Australia to Cut, Delay Clean-Energy Funding on Floods
The Australian government said it will cut or delay A$500 million ($498 million) of funding for solar power and carbon capture and storage projects to help pay for reconstruction after the nation’s worst floods.
Australia, where coal accounts for more than 80 percent of electricity production, will cut the A$1.5 billion Solar Flagships program by A$60 million and defer a further A$190 million of proposed grants, according to documents released today by Prime Minister Julia Gillard’s office.
BP Plc, AGL Energy Ltd. and CLP Holdings Ltd. unit TRUenergy Holdings Pty are among companies short-listed by Australia in a competition for solar funding. The government, which has a target of sourcing 20 percent of the country’s power from renewable energy by 2020, must decide this year on a way to put a price on carbon emissions, Gillard has said.
While imposing that cost on burning fuels “needs to be the long-term economic reform for a carbon constrained future, shorter-term complementary programs are also essential,” said Seb Henbest, a Sydney-based analyst with Bloomberg New Energy Finance. “The government still needs to support nascent clean energy and efficiency industries and technologies.”

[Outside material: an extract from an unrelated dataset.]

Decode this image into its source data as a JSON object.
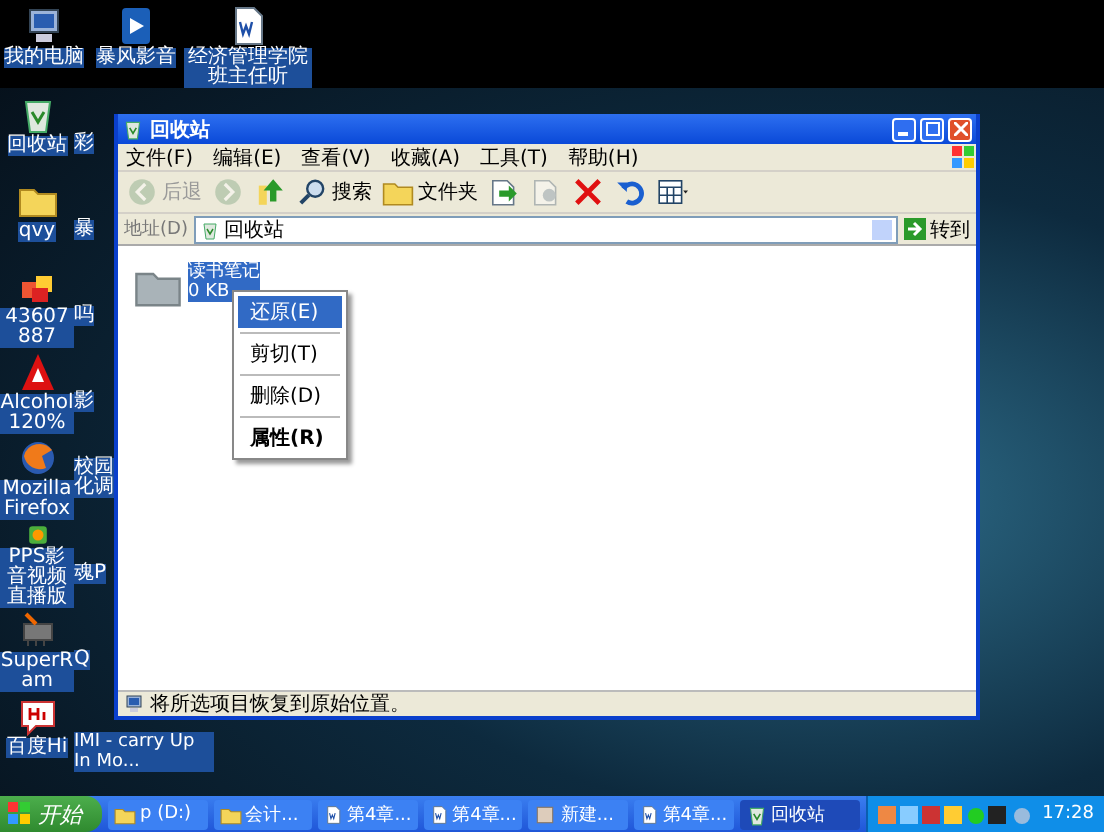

Australia will also delay A$160 million of spending aimed at encouraging carbon-capture ventures, the documents show. The government will reduce the amount of funding in the A$1.9 billion initiative by A$90 million, the documents show.
Gillard pledged to restart an effort to curb emissions after replacing Kevin Rudd as prime minister in June.
Bonus Cut
“The key to these carbon abatement program savings is my determination to deliver a carbon price,” she said in Canberra today. “There is complete consensus that the most efficient way to reduce carbon” is to impose a cost, Gillard said.

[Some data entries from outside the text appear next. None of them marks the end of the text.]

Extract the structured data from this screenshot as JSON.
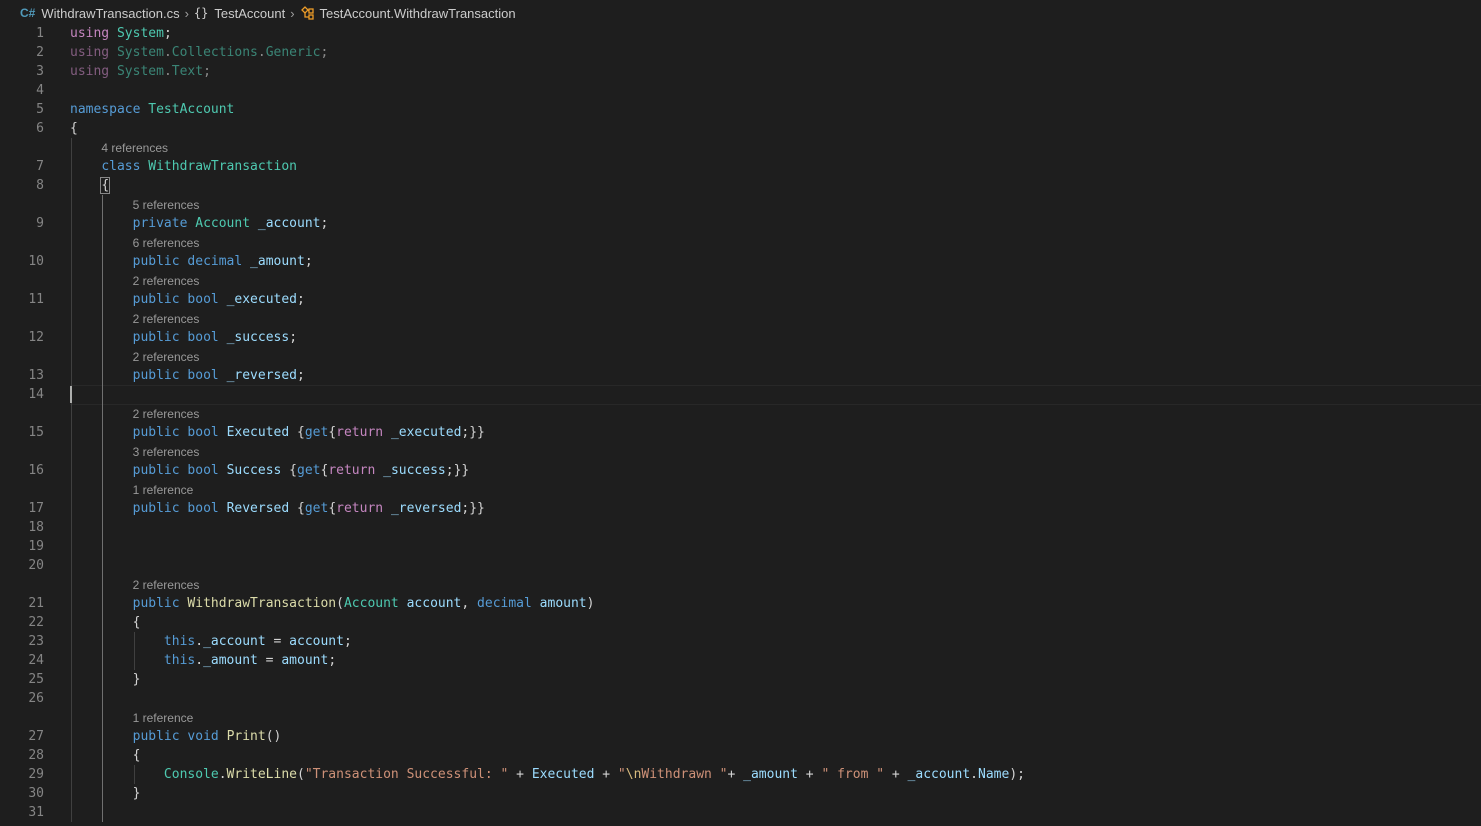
{
  "breadcrumb": {
    "file": "WithdrawTransaction.cs",
    "namespace": "TestAccount",
    "symbol": "TestAccount.WithdrawTransaction",
    "file_icon": "csharp-file-icon",
    "namespace_icon": "namespace-braces-icon",
    "class_icon": "class-icon"
  },
  "colors": {
    "keyword": "#569cd6",
    "control": "#c586c0",
    "type": "#4ec9b0",
    "function": "#dcdcaa",
    "variable": "#9cdcfe",
    "string": "#ce9178",
    "escape": "#d7ba7d",
    "text": "#d4d4d4",
    "line_number": "#858585",
    "codelens": "#999999",
    "background": "#1e1e1e"
  },
  "editor": {
    "cursor_line": "14",
    "lines": [
      {
        "n": "1",
        "tokens": [
          [
            "ctl",
            "using"
          ],
          [
            "pl",
            " "
          ],
          [
            "ty",
            "System"
          ],
          [
            "pl",
            ";"
          ]
        ]
      },
      {
        "n": "2",
        "tokens": [
          [
            "ctl dim",
            "using"
          ],
          [
            "pl dim",
            " "
          ],
          [
            "ty dim",
            "System"
          ],
          [
            "pl dim",
            "."
          ],
          [
            "ty dim",
            "Collections"
          ],
          [
            "pl dim",
            "."
          ],
          [
            "ty dim",
            "Generic"
          ],
          [
            "pl dim",
            ";"
          ]
        ]
      },
      {
        "n": "3",
        "tokens": [
          [
            "ctl dim",
            "using"
          ],
          [
            "pl dim",
            " "
          ],
          [
            "ty dim",
            "System"
          ],
          [
            "pl dim",
            "."
          ],
          [
            "ty dim",
            "Text"
          ],
          [
            "pl dim",
            ";"
          ]
        ]
      },
      {
        "n": "4",
        "tokens": []
      },
      {
        "n": "5",
        "tokens": [
          [
            "kw",
            "namespace"
          ],
          [
            "pl",
            " "
          ],
          [
            "ty",
            "TestAccount"
          ]
        ]
      },
      {
        "n": "6",
        "tokens": [
          [
            "pl",
            "{"
          ]
        ]
      },
      {
        "n": "7",
        "lens": "4 references",
        "tokens": [
          [
            "pl",
            "    "
          ],
          [
            "kw",
            "class"
          ],
          [
            "pl",
            " "
          ],
          [
            "ty",
            "WithdrawTransaction"
          ]
        ]
      },
      {
        "n": "8",
        "tokens": [
          [
            "pl",
            "    "
          ],
          [
            "pl bracket-box",
            "{"
          ]
        ]
      },
      {
        "n": "9",
        "lens": "5 references",
        "tokens": [
          [
            "pl",
            "        "
          ],
          [
            "kw",
            "private"
          ],
          [
            "pl",
            " "
          ],
          [
            "ty",
            "Account"
          ],
          [
            "pl",
            " "
          ],
          [
            "var",
            "_account"
          ],
          [
            "pl",
            ";"
          ]
        ]
      },
      {
        "n": "10",
        "lens": "6 references",
        "tokens": [
          [
            "pl",
            "        "
          ],
          [
            "kw",
            "public"
          ],
          [
            "pl",
            " "
          ],
          [
            "kw",
            "decimal"
          ],
          [
            "pl",
            " "
          ],
          [
            "var",
            "_amount"
          ],
          [
            "pl",
            ";"
          ]
        ]
      },
      {
        "n": "11",
        "lens": "2 references",
        "tokens": [
          [
            "pl",
            "        "
          ],
          [
            "kw",
            "public"
          ],
          [
            "pl",
            " "
          ],
          [
            "kw",
            "bool"
          ],
          [
            "pl",
            " "
          ],
          [
            "var",
            "_executed"
          ],
          [
            "pl",
            ";"
          ]
        ]
      },
      {
        "n": "12",
        "lens": "2 references",
        "tokens": [
          [
            "pl",
            "        "
          ],
          [
            "kw",
            "public"
          ],
          [
            "pl",
            " "
          ],
          [
            "kw",
            "bool"
          ],
          [
            "pl",
            " "
          ],
          [
            "var",
            "_success"
          ],
          [
            "pl",
            ";"
          ]
        ]
      },
      {
        "n": "13",
        "lens": "2 references",
        "tokens": [
          [
            "pl",
            "        "
          ],
          [
            "kw",
            "public"
          ],
          [
            "pl",
            " "
          ],
          [
            "kw",
            "bool"
          ],
          [
            "pl",
            " "
          ],
          [
            "var",
            "_reversed"
          ],
          [
            "pl",
            ";"
          ]
        ]
      },
      {
        "n": "14",
        "tokens": []
      },
      {
        "n": "15",
        "lens": "2 references",
        "tokens": [
          [
            "pl",
            "        "
          ],
          [
            "kw",
            "public"
          ],
          [
            "pl",
            " "
          ],
          [
            "kw",
            "bool"
          ],
          [
            "pl",
            " "
          ],
          [
            "var",
            "Executed"
          ],
          [
            "pl",
            " {"
          ],
          [
            "kw",
            "get"
          ],
          [
            "pl",
            "{"
          ],
          [
            "ctl",
            "return"
          ],
          [
            "pl",
            " "
          ],
          [
            "var",
            "_executed"
          ],
          [
            "pl",
            ";}}"
          ]
        ]
      },
      {
        "n": "16",
        "lens": "3 references",
        "tokens": [
          [
            "pl",
            "        "
          ],
          [
            "kw",
            "public"
          ],
          [
            "pl",
            " "
          ],
          [
            "kw",
            "bool"
          ],
          [
            "pl",
            " "
          ],
          [
            "var",
            "Success"
          ],
          [
            "pl",
            " {"
          ],
          [
            "kw",
            "get"
          ],
          [
            "pl",
            "{"
          ],
          [
            "ctl",
            "return"
          ],
          [
            "pl",
            " "
          ],
          [
            "var",
            "_success"
          ],
          [
            "pl",
            ";}}"
          ]
        ]
      },
      {
        "n": "17",
        "lens": "1 reference",
        "tokens": [
          [
            "pl",
            "        "
          ],
          [
            "kw",
            "public"
          ],
          [
            "pl",
            " "
          ],
          [
            "kw",
            "bool"
          ],
          [
            "pl",
            " "
          ],
          [
            "var",
            "Reversed"
          ],
          [
            "pl",
            " {"
          ],
          [
            "kw",
            "get"
          ],
          [
            "pl",
            "{"
          ],
          [
            "ctl",
            "return"
          ],
          [
            "pl",
            " "
          ],
          [
            "var",
            "_reversed"
          ],
          [
            "pl",
            ";}}"
          ]
        ]
      },
      {
        "n": "18",
        "tokens": []
      },
      {
        "n": "19",
        "tokens": []
      },
      {
        "n": "20",
        "tokens": []
      },
      {
        "n": "21",
        "lens": "2 references",
        "tokens": [
          [
            "pl",
            "        "
          ],
          [
            "kw",
            "public"
          ],
          [
            "pl",
            " "
          ],
          [
            "fn",
            "WithdrawTransaction"
          ],
          [
            "pl",
            "("
          ],
          [
            "ty",
            "Account"
          ],
          [
            "pl",
            " "
          ],
          [
            "var",
            "account"
          ],
          [
            "pl",
            ", "
          ],
          [
            "kw",
            "decimal"
          ],
          [
            "pl",
            " "
          ],
          [
            "var",
            "amount"
          ],
          [
            "pl",
            ")"
          ]
        ]
      },
      {
        "n": "22",
        "tokens": [
          [
            "pl",
            "        {"
          ]
        ]
      },
      {
        "n": "23",
        "tokens": [
          [
            "pl",
            "            "
          ],
          [
            "kw",
            "this"
          ],
          [
            "pl",
            "."
          ],
          [
            "var",
            "_account"
          ],
          [
            "pl",
            " = "
          ],
          [
            "var",
            "account"
          ],
          [
            "pl",
            ";"
          ]
        ]
      },
      {
        "n": "24",
        "tokens": [
          [
            "pl",
            "            "
          ],
          [
            "kw",
            "this"
          ],
          [
            "pl",
            "."
          ],
          [
            "var",
            "_amount"
          ],
          [
            "pl",
            " = "
          ],
          [
            "var",
            "amount"
          ],
          [
            "pl",
            ";"
          ]
        ]
      },
      {
        "n": "25",
        "tokens": [
          [
            "pl",
            "        }"
          ]
        ]
      },
      {
        "n": "26",
        "tokens": []
      },
      {
        "n": "27",
        "lens": "1 reference",
        "tokens": [
          [
            "pl",
            "        "
          ],
          [
            "kw",
            "public"
          ],
          [
            "pl",
            " "
          ],
          [
            "kw",
            "void"
          ],
          [
            "pl",
            " "
          ],
          [
            "fn",
            "Print"
          ],
          [
            "pl",
            "()"
          ]
        ]
      },
      {
        "n": "28",
        "tokens": [
          [
            "pl",
            "        {"
          ]
        ]
      },
      {
        "n": "29",
        "tokens": [
          [
            "pl",
            "            "
          ],
          [
            "ty",
            "Console"
          ],
          [
            "pl",
            "."
          ],
          [
            "fn",
            "WriteLine"
          ],
          [
            "pl",
            "("
          ],
          [
            "str",
            "\"Transaction Successful: \""
          ],
          [
            "pl",
            " + "
          ],
          [
            "var",
            "Executed"
          ],
          [
            "pl",
            " + "
          ],
          [
            "str",
            "\""
          ],
          [
            "esc",
            "\\n"
          ],
          [
            "str",
            "Withdrawn \""
          ],
          [
            "pl",
            "+ "
          ],
          [
            "var",
            "_amount"
          ],
          [
            "pl",
            " + "
          ],
          [
            "str",
            "\" from \""
          ],
          [
            "pl",
            " + "
          ],
          [
            "var",
            "_account"
          ],
          [
            "pl",
            "."
          ],
          [
            "var",
            "Name"
          ],
          [
            "pl",
            ");"
          ]
        ]
      },
      {
        "n": "30",
        "tokens": [
          [
            "pl",
            "        }"
          ]
        ]
      },
      {
        "n": "31",
        "tokens": []
      }
    ]
  }
}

Money that would have been allocated to solar and carbon capture ventures between 2011 and 2015 will now be spent in 2015, 2016 and “beyond,” the office of Australian Resources Minister Martin Ferguson said in an e-mailed statement today.
“The government remains committed to demonstrating both these technologies at commercial scale by 2020,” it said.
Australia will save A$160 million over two years by capping funding for a renewable energy bonus and solar hot water rebate program, the documents from the prime minister’s office show.
Gillard said today the government will save A$2.8 billion by reducing spending on climate control measures, including the so-called Green Car Innovation Fund and the Cleaner Car Rebate Scheme, among other cuts, and A$1 billion through delaying infrastructure projects.
Almost two months of torrential rains in the northeastern state of Queensland have killed as many as 32 people, affected about 30,000 properties, shut coal mines, cut rail lines and damaged crops. Economists estimate it may cost A$20 billion in repairs and rebuilding after the flooding that has also hit Victoria and New South Wales states.